By DASHVEENJIT KAUR / Pic By MUHD AMIN NAHARUL
The revised natural gas tariff by Gas Malaysia Bhd for the non-power sector in Peninsular Malaysia is viewed positively as analyst reckons it would have negligible impact on the gloves sector.
The natural gas distributor announced that the Energy Commission has approved higher natural gas tariff from Jan 1 to June 30, 2019 at RM32.92 per MMBtu, a 0.7% higher than the current RM32.69 per MMBtu.
MIDF Amanah Investment Bank Bhd Research said that it is neutral on this revision as the increase in effective gas tariff is only +0.7% from the previous revised tariff.
“According to our calculation, on average, major glove players will experience less than 1% increment in effective gas tariff from the previous tariff.
“Moreover, on average, natural gas constitutes only about 10-12% of the total production costs for the glove producers under our coverage,” it said in a research note today.
As such, MIDF Amanah said based on its calculations, the four gloves producers under its coverage – Top Glove Corp Bhd, Hartalega Holdings Bhd, Supermax Holdings Bhd and Kossan Rubber Industries Bhd – will experience negligible impact on earnings.
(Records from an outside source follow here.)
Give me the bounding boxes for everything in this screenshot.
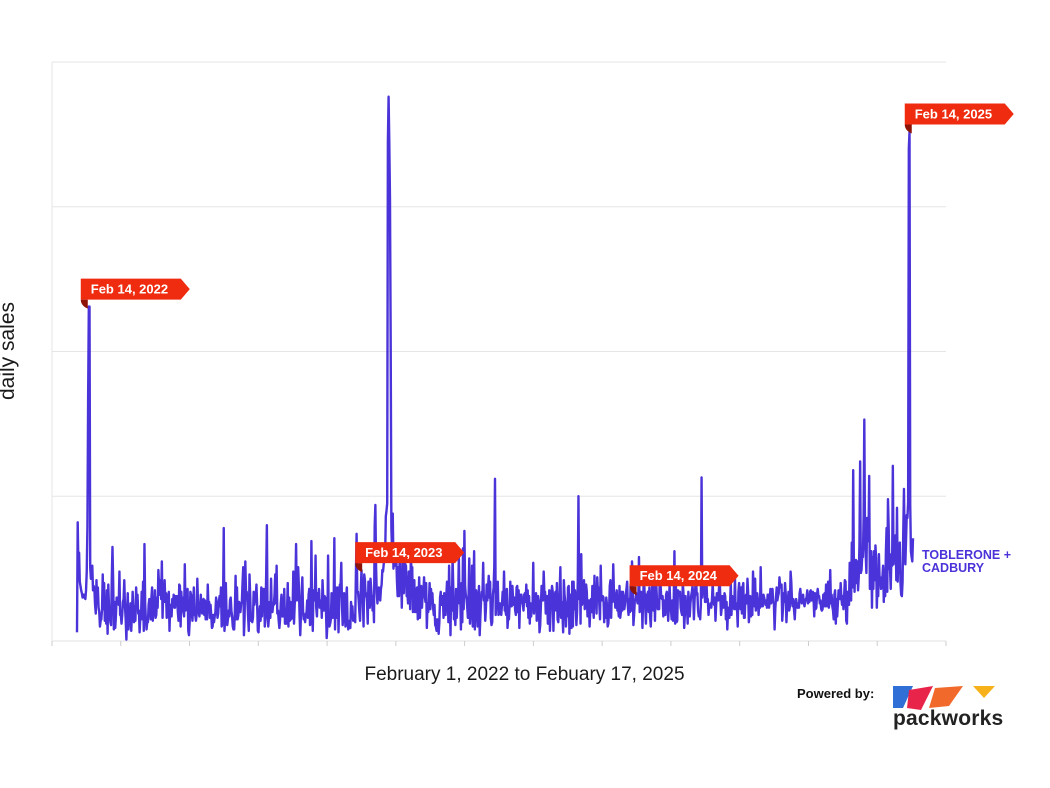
annotation-flag-body [629,565,739,587]
logo-mark [907,686,933,710]
annotation-label: Feb 14, 2022 [91,282,168,297]
annotation-flag-body [355,542,465,564]
annotation-flag-fold [80,299,88,309]
x-axis-ticks [51,641,947,646]
packworks-logo-text: packworks [893,707,1004,730]
annotation-flag-fold [629,586,637,596]
series-line [75,95,915,641]
annotation-flag: Feb 14, 2024 [629,565,739,596]
annotation-flag-body [904,103,1014,125]
annotation-label: Feb 14, 2025 [915,106,992,121]
series-label-line-2: CADBURY [922,561,985,575]
annotation-flag: Feb 14, 2023 [355,542,465,573]
powered-by-text: Powered by: [797,686,875,701]
series-label-line-1: TOBLERONE + [922,548,1012,562]
series-label: TOBLERONE + CADBURY [922,549,1042,575]
x-axis-label: February 1, 2022 to Febuary 17, 2025 [364,664,685,685]
logo-mark [929,686,963,708]
annotation-label: Feb 14, 2024 [640,568,718,583]
y-axis-label: daily sales [0,301,19,401]
annotation-flag-fold [355,563,363,573]
annotation-flag: Feb 14, 2025 [904,103,1014,134]
logo-mark [973,686,995,698]
annotation-layer: Feb 14, 2022 Feb 14, 2023 Feb 14, 2024 Feb … [80,103,1014,596]
annotation-label: Feb 14, 2023 [365,545,442,560]
annotation-flag-fold [904,124,912,134]
annotation-flag-body [80,278,190,300]
annotation-flag: Feb 14, 2022 [80,278,190,309]
grid-lines [51,61,946,642]
logo-mark [893,686,913,708]
series-layer [75,95,915,641]
packworks-logo-icon [893,686,995,710]
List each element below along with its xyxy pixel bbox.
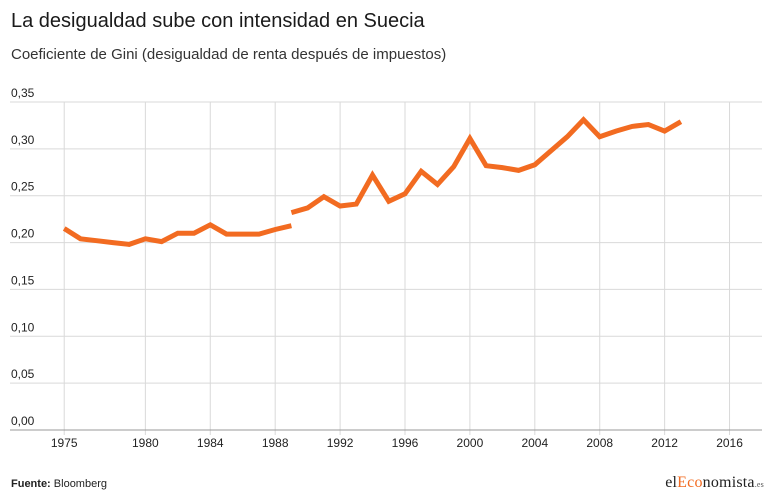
y-tick-label: 0,30 xyxy=(11,133,35,147)
y-tick-label: 0,10 xyxy=(11,320,35,334)
y-tick-label: 0,15 xyxy=(11,273,35,287)
source-label: Fuente: xyxy=(11,478,51,490)
x-tick-label: 2004 xyxy=(521,436,548,450)
y-tick-label: 0,20 xyxy=(11,227,35,241)
chart-title: La desigualdad sube con intensidad en Su… xyxy=(11,10,425,32)
brand-logo-highlight: Eco xyxy=(677,474,703,491)
x-tick-label: 1992 xyxy=(327,436,354,450)
x-axis-tick-labels: 1975 1980 1984 1988 1992 1996 2000 2004 2008 2012… xyxy=(51,436,743,450)
series-line-2 xyxy=(290,116,683,216)
x-tick-label: 1975 xyxy=(51,436,78,450)
y-tick-label: 0,25 xyxy=(11,180,35,194)
brand-logo: elEconomista.es xyxy=(665,474,764,492)
y-tick-label: 0,00 xyxy=(11,414,35,428)
vertical-gridlines xyxy=(63,102,731,435)
x-tick-label: 1984 xyxy=(197,436,224,450)
series-line-1 xyxy=(62,221,292,247)
y-axis-tick-labels: 0,00 0,05 0,10 0,15 0,20 0,25 0,30 0,35 xyxy=(11,86,35,428)
brand-logo-post: nomista xyxy=(702,474,755,491)
x-tick-label: 1988 xyxy=(262,436,289,450)
x-tick-label: 2008 xyxy=(586,436,613,450)
chart-subtitle: Coeficiente de Gini (desigualdad de rent… xyxy=(11,46,447,63)
x-tick-label: 2016 xyxy=(716,436,743,450)
brand-logo-pre: el xyxy=(665,474,678,491)
source-note: Fuente: Bloomberg xyxy=(11,478,107,490)
x-tick-label: 2012 xyxy=(651,436,678,450)
gini-line-chart: 0,00 0,05 0,10 0,15 0,20 0,25 0,30 0,35 1975 198… xyxy=(10,86,762,450)
x-tick-label: 1996 xyxy=(392,436,419,450)
y-tick-label: 0,05 xyxy=(11,367,35,381)
x-tick-label: 2000 xyxy=(457,436,484,450)
y-tick-label: 0,35 xyxy=(11,86,35,100)
brand-logo-tld: .es xyxy=(754,480,764,489)
source-value: Bloomberg xyxy=(50,478,107,490)
x-tick-label: 1980 xyxy=(132,436,159,450)
horizontal-gridlines xyxy=(10,101,762,431)
series-lines xyxy=(62,116,683,247)
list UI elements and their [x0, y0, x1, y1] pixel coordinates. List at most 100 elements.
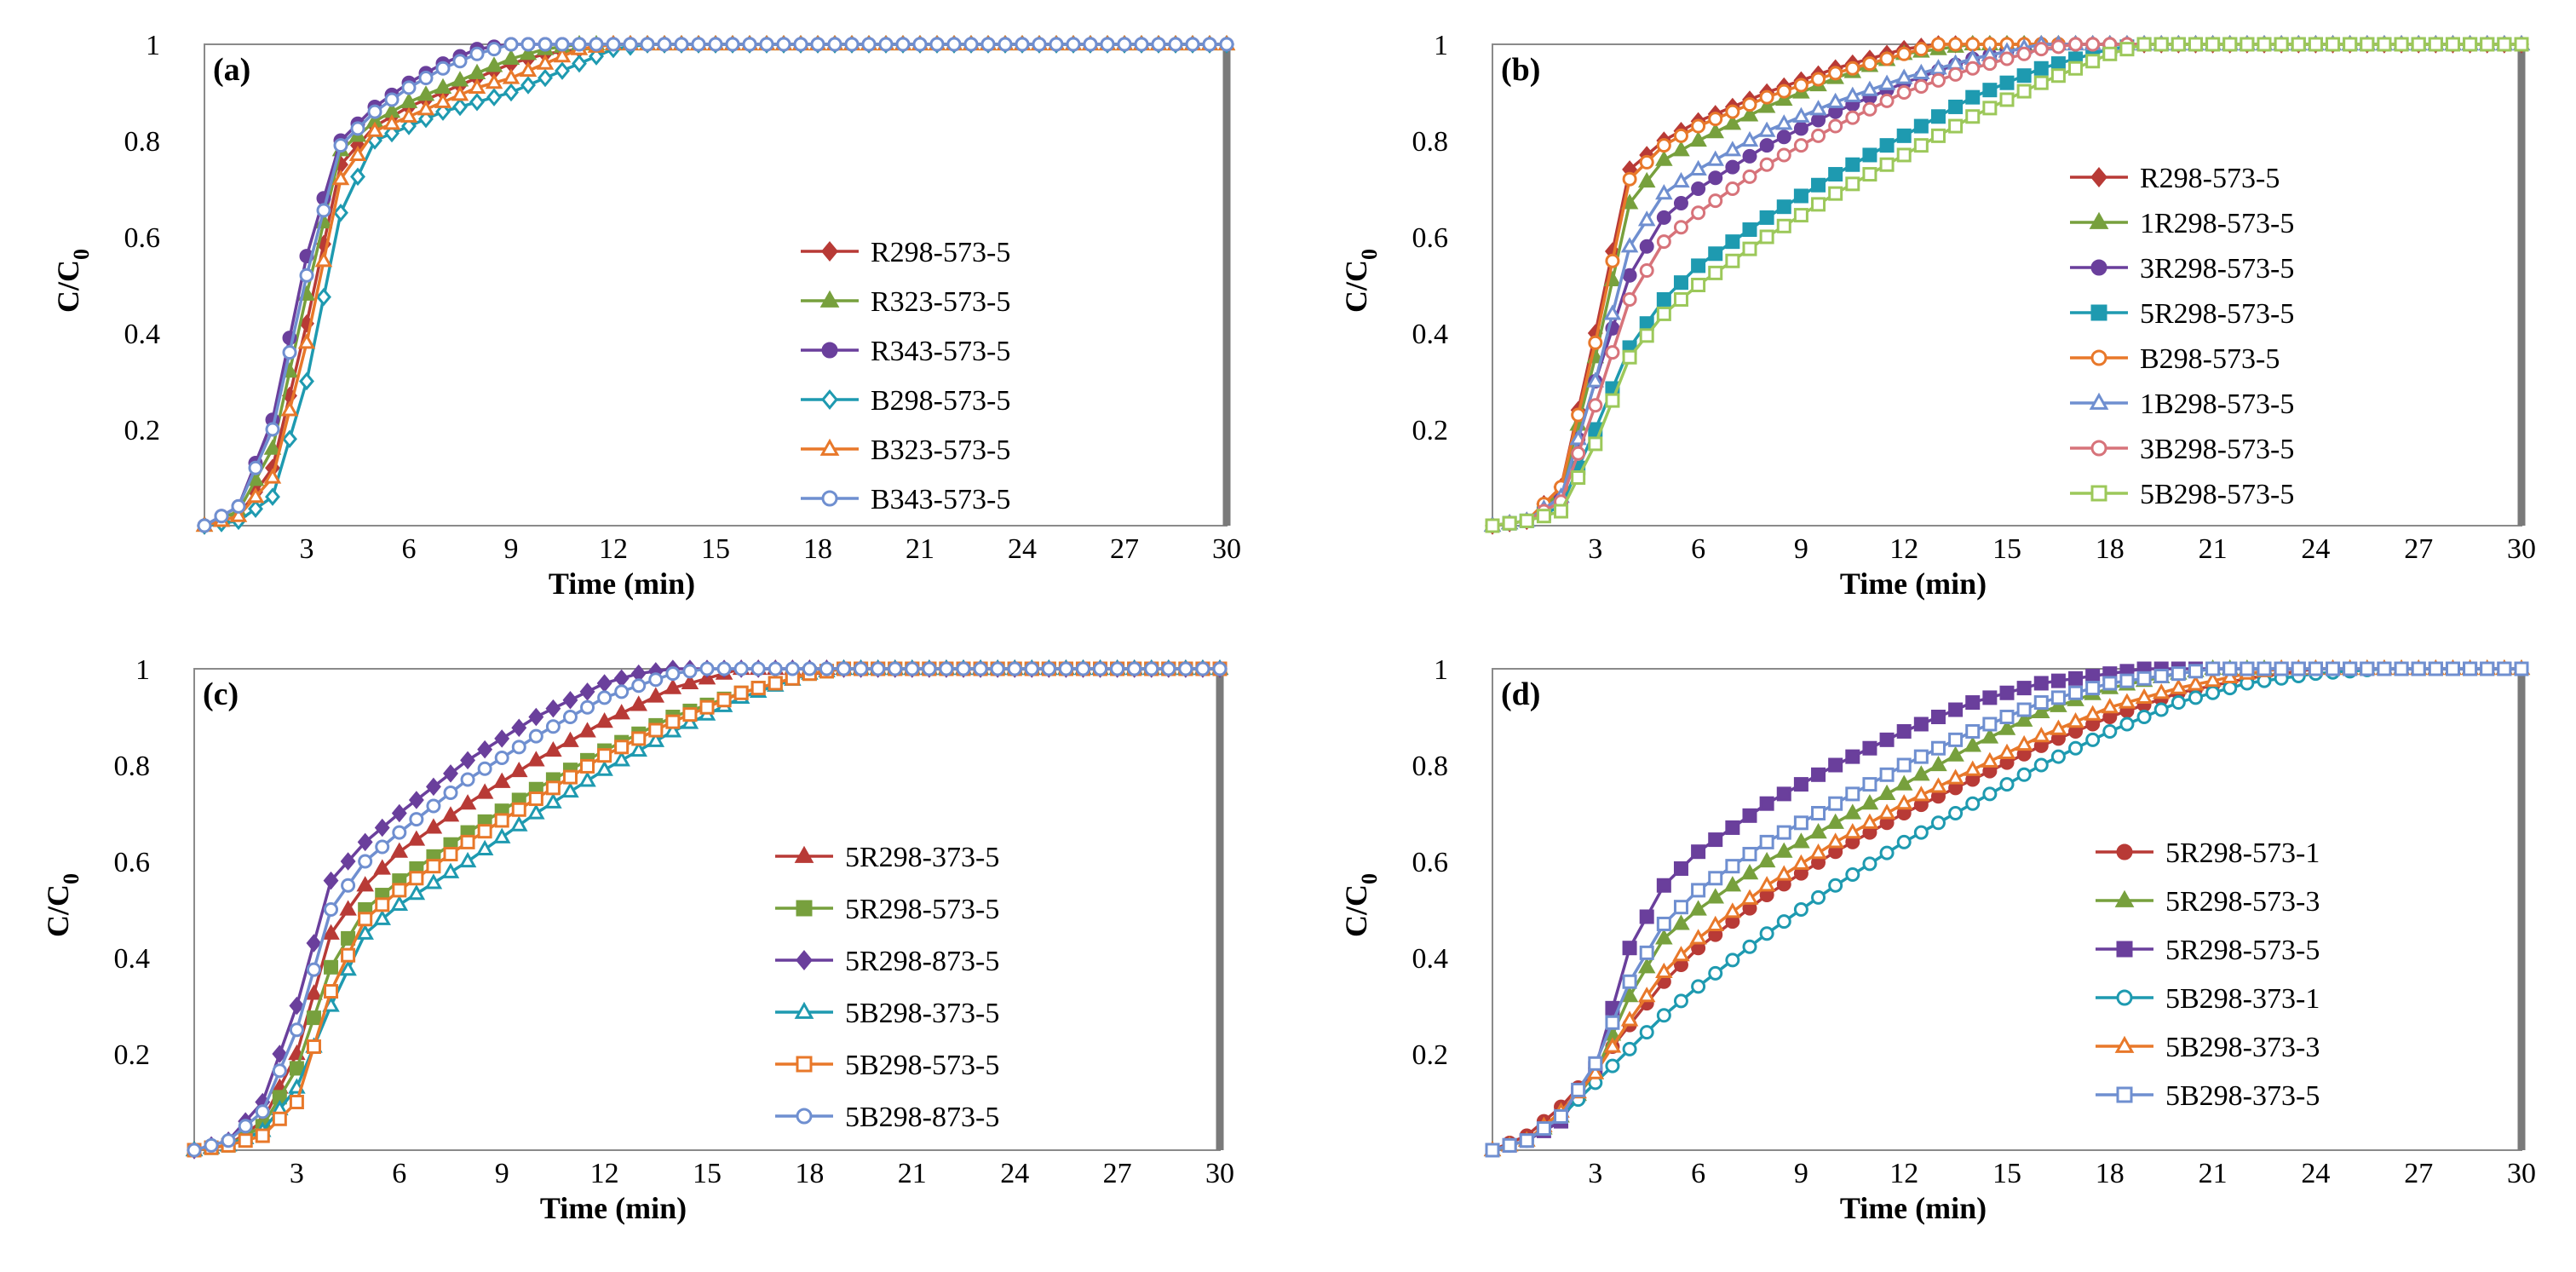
data-point — [1828, 186, 1843, 201]
data-point — [2102, 676, 2118, 691]
data-point — [1896, 46, 1912, 61]
data-point — [1725, 953, 1740, 968]
data-point — [494, 729, 510, 748]
data-point — [426, 859, 441, 874]
data-point — [339, 960, 357, 976]
legend-label: B323-573-5 — [871, 435, 1010, 466]
legend-item: 5R298-573-1 — [2096, 837, 2320, 869]
y-axis-title: C/C0 — [51, 249, 94, 313]
data-point — [2291, 37, 2306, 52]
data-point — [1845, 786, 1860, 802]
data-point — [1725, 181, 1740, 196]
data-point — [373, 859, 392, 875]
data-point — [1929, 59, 1947, 75]
data-point — [1948, 702, 1964, 717]
data-point — [1015, 37, 1030, 52]
data-point — [1673, 291, 1688, 307]
data-point — [1793, 138, 1808, 153]
legend-label: R298-573-5 — [2140, 163, 2280, 194]
legend-label: 5B298-873-5 — [845, 1102, 999, 1133]
legend-label: 3R298-573-5 — [2140, 253, 2294, 285]
y-tick-label: 0.6 — [114, 847, 151, 878]
series-line — [1492, 43, 2521, 527]
data-point — [1655, 962, 1673, 979]
data-point — [458, 794, 477, 810]
data-point — [1946, 768, 1964, 785]
data-point — [1982, 786, 1998, 802]
data-point — [1793, 121, 1808, 136]
data-point — [435, 102, 451, 121]
data-point — [2050, 68, 2066, 83]
data-point — [1896, 723, 1912, 739]
data-point — [2204, 671, 2222, 688]
data-point — [1877, 74, 1896, 90]
data-point — [408, 791, 424, 809]
data-point — [1862, 101, 1877, 117]
data-point — [1793, 78, 1808, 93]
data-point — [2394, 37, 2409, 52]
data-point — [358, 854, 373, 869]
data-point — [1219, 37, 1234, 52]
data-point — [2360, 661, 2375, 676]
data-point — [612, 704, 630, 720]
data-point — [1605, 393, 1620, 408]
data-point — [1725, 859, 1740, 874]
data-point — [1689, 900, 1707, 916]
data-point — [1202, 37, 1217, 52]
data-point — [1845, 176, 1860, 192]
y-tick-label: 0.6 — [124, 222, 161, 254]
legend-swatch-marker — [821, 342, 838, 359]
legend-item: 5R298-573-3 — [2096, 886, 2320, 918]
data-point — [664, 722, 682, 738]
data-point — [2016, 46, 2032, 61]
data-point — [708, 37, 723, 52]
data-point — [289, 1022, 304, 1038]
data-point — [305, 984, 323, 1000]
data-point — [280, 400, 299, 417]
legend-item: B298-573-5 — [2070, 343, 2280, 375]
data-point — [2085, 732, 2101, 747]
data-point — [888, 661, 903, 676]
data-point — [1110, 661, 1125, 676]
data-point — [2274, 661, 2289, 676]
data-point — [1588, 1056, 1603, 1071]
data-point — [441, 862, 460, 878]
legend-swatch-marker — [2114, 1035, 2135, 1053]
data-point — [502, 49, 520, 66]
data-point — [640, 37, 655, 52]
panel-2: 3 6 9 12 15 18 21 24 27 30 0.2 0.4 0.6 0.8 1 Time (min)… — [1339, 30, 2536, 601]
series-1B298-573-5 — [1483, 34, 2531, 532]
data-point — [2050, 696, 2067, 712]
legend-label: 5R298-573-3 — [2165, 886, 2320, 918]
data-point — [1605, 1058, 1620, 1073]
data-point — [545, 780, 561, 796]
data-point — [2068, 740, 2084, 756]
legend-swatch-marker — [796, 900, 813, 917]
data-point — [631, 731, 647, 746]
data-point — [837, 661, 852, 676]
x-axis-title: Time (min) — [1840, 1191, 1987, 1225]
data-point — [596, 674, 612, 693]
y-axis-title-subscript: 0 — [69, 249, 94, 260]
data-point — [1843, 803, 1862, 820]
data-point — [272, 1045, 288, 1063]
legend-item: 5B298-873-5 — [775, 1102, 999, 1133]
data-point — [733, 685, 749, 700]
y-axis-title-main: C/C — [1339, 884, 1373, 937]
series-5B298-873-5 — [187, 661, 1228, 1158]
data-point — [1622, 941, 1637, 956]
data-point — [1948, 806, 1964, 820]
data-point — [793, 37, 808, 52]
data-point — [716, 693, 732, 708]
data-point — [562, 710, 578, 724]
legend-label: B298-573-5 — [871, 385, 1010, 417]
data-point — [1776, 130, 1791, 145]
data-point — [331, 170, 350, 186]
x-axis-title: Time (min) — [540, 1191, 687, 1225]
data-point — [1742, 939, 1757, 954]
data-point — [1999, 75, 2015, 90]
data-point — [1622, 1041, 1637, 1056]
x-tick-label: 24 — [1008, 533, 1037, 565]
data-point — [1774, 114, 1793, 130]
data-point — [2050, 719, 2067, 735]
“We believe that the impact on earnings will be fairly minimal due to the current low raw material costs such as Nitrile Butadiene Rubber (NBR) and natural rubber; opening of new plants with latest technology which is energy efficient; and cost past-through mechanism whereby the cost increase will be shared with customers,” it added.
The tariff revision is in line with the national rationalisation plan and Gas Cost Pass Through (GCPT) mechanism which includes the revision of piped gas price taking place every six months as indicated by the Commission.
The research arm also said that there are no changes to its recommendations, earnings estimates and target prices of the glove producers under its coverage at this juncture.
“We view that the demand for glove will continue to increase, driven by more stringent hygiene requirement… Glove manufacturers will capitalise on this demand by continuously expanding its production capacity.
“However, there are risks that over the expansion in capacity would lead to downward pressure in ASP (average selling price) and higher operating costs,” MIDF Amanah said.
In order to maintain operating costs, the research firm takes comfort in knowing that glove manufacturers are actively looking at ways to reduce the escalating cost of labour and energy.
“Bearing this in mind, we expect that the glove player’s profit margin will remain stable.
“On another note, glove producers under our coverage are currently trading at a premium of +20.0% above their historical two-year price earnings ratio (PER),” it noted.
As such, MIDF Amanah maintains its ‘neutral’ stance on the glove sector.